Democrats say the rhetoric is part of a hateful strategy to target LGBTQ kids and Black people. During an April MSNBC interview, McMorrow deemed Theis’ attacks “disgusting and vile.” 

Betsy Coffia, a Grand Traverse County commissioner and Democratic state House candidate in November, urged Maddock to resign this week over her comment against Buttigieg.

“I’m proud to have Pete, Chasten, and their family return to Chasten’s hometown. You, on the other hand, should resign because your ugly homophobia has no home in Michigan,” Coffia said in a Monday statement. “Michiganders want leaders who respect all and celebrate the diversity that makes us stronger, not those who perpetuate bigotry that endangers people’s lives. Be better.”
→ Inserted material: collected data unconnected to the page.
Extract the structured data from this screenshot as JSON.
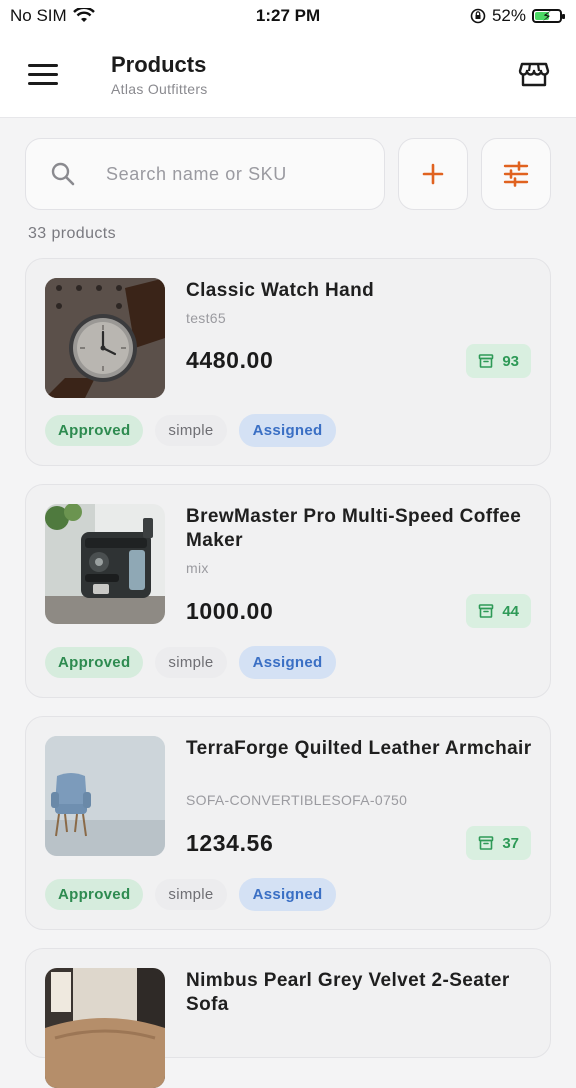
{
  "status": {
    "carrier": "No SIM",
    "time": "1:27 PM",
    "battery": "52%",
    "battery_level": 0.52
  },
  "header": {
    "title": "Products",
    "subtitle": "Atlas Outfitters",
    "menu_icon": "hamburger-menu-icon",
    "store_icon": "storefront-icon"
  },
  "search": {
    "placeholder": "Search name or SKU",
    "value": ""
  },
  "toolbar": {
    "add_icon": "plus-icon",
    "filter_icon": "sliders-icon",
    "accent": "#e0621f"
  },
  "list": {
    "count_label": "33 products"
  },
  "products": [
    {
      "name": "Classic Watch Hand",
      "sku": "test65",
      "price": "4480.00",
      "stock": "93",
      "status": "Approved",
      "type": "simple",
      "assignment": "Assigned",
      "thumb": "wristwatch-photo"
    },
    {
      "name": "BrewMaster Pro Multi-Speed Coffee Maker",
      "sku": "mix",
      "price": "1000.00",
      "stock": "44",
      "status": "Approved",
      "type": "simple",
      "assignment": "Assigned",
      "thumb": "espresso-machine-photo"
    },
    {
      "name": "TerraForge Quilted Leather Armchair",
      "sku": "SOFA-CONVERTIBLESOFA-0750",
      "price": "1234.56",
      "stock": "37",
      "status": "Approved",
      "type": "simple",
      "assignment": "Assigned",
      "thumb": "armchair-photo"
    },
    {
      "name": "Nimbus Pearl Grey Velvet 2-Seater Sofa",
      "thumb": "sofa-photo"
    }
  ],
  "colors": {
    "approved_bg": "#d6ecdd",
    "approved_text": "#2e8b50",
    "assigned_bg": "#d4e1f4",
    "assigned_text": "#3a6fc4",
    "stock_bg": "#d9efe0",
    "stock_text": "#2e9a57"
  }
}
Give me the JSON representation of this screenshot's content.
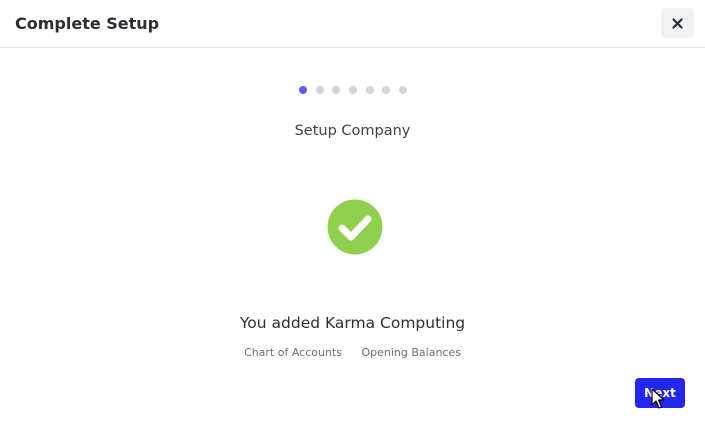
{
  "header": {
    "title": "Complete Setup",
    "close_icon": "close-icon"
  },
  "steps": {
    "total": 7,
    "current": 1,
    "title": "Setup Company"
  },
  "content": {
    "icon": "check-circle-icon",
    "icon_color": "#8fd14f",
    "message": "You added Karma Computing",
    "links": [
      "Chart of Accounts",
      "Opening Balances"
    ]
  },
  "footer": {
    "next_label": "Next",
    "next_color": "#2525f0"
  },
  "colors": {
    "active_step": "#5b5bf0",
    "inactive_step": "#d1d5db"
  }
}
Does it benefit Republicans in November?

Fierce protests over the history of racism and slavery in the U.S. and the inclusion of LGBTQ themes in schools and libraries underscore conservative pushback to “cultural liberalism,” said Grossmann of MSU. He noted that similar debates took place when same-sex marriage and recreational marijuana were legalized. 

The emphasis on the most graphic descriptions of sex acts in books could help Republicans solidify their base, Grossmann said, by attempting to portray them as personifying the opposition party. 

But personal attacks may backfire in a year where Republicans should have an upper hand since the party out of power in Washington and in Michigan typically makes significant gains in midterm elections. Midterms, he said, “should be easily a referendum on the incumbent party’s performance.” 

“There is an opening to talk about social liberalism gone too far,” Grossmann said. “But so far, they haven’t been very effective in mobilizing those messages because they seem to just be replicating the rhetoric (of) their most ardent supporters, which is generally not a good general election strategy.”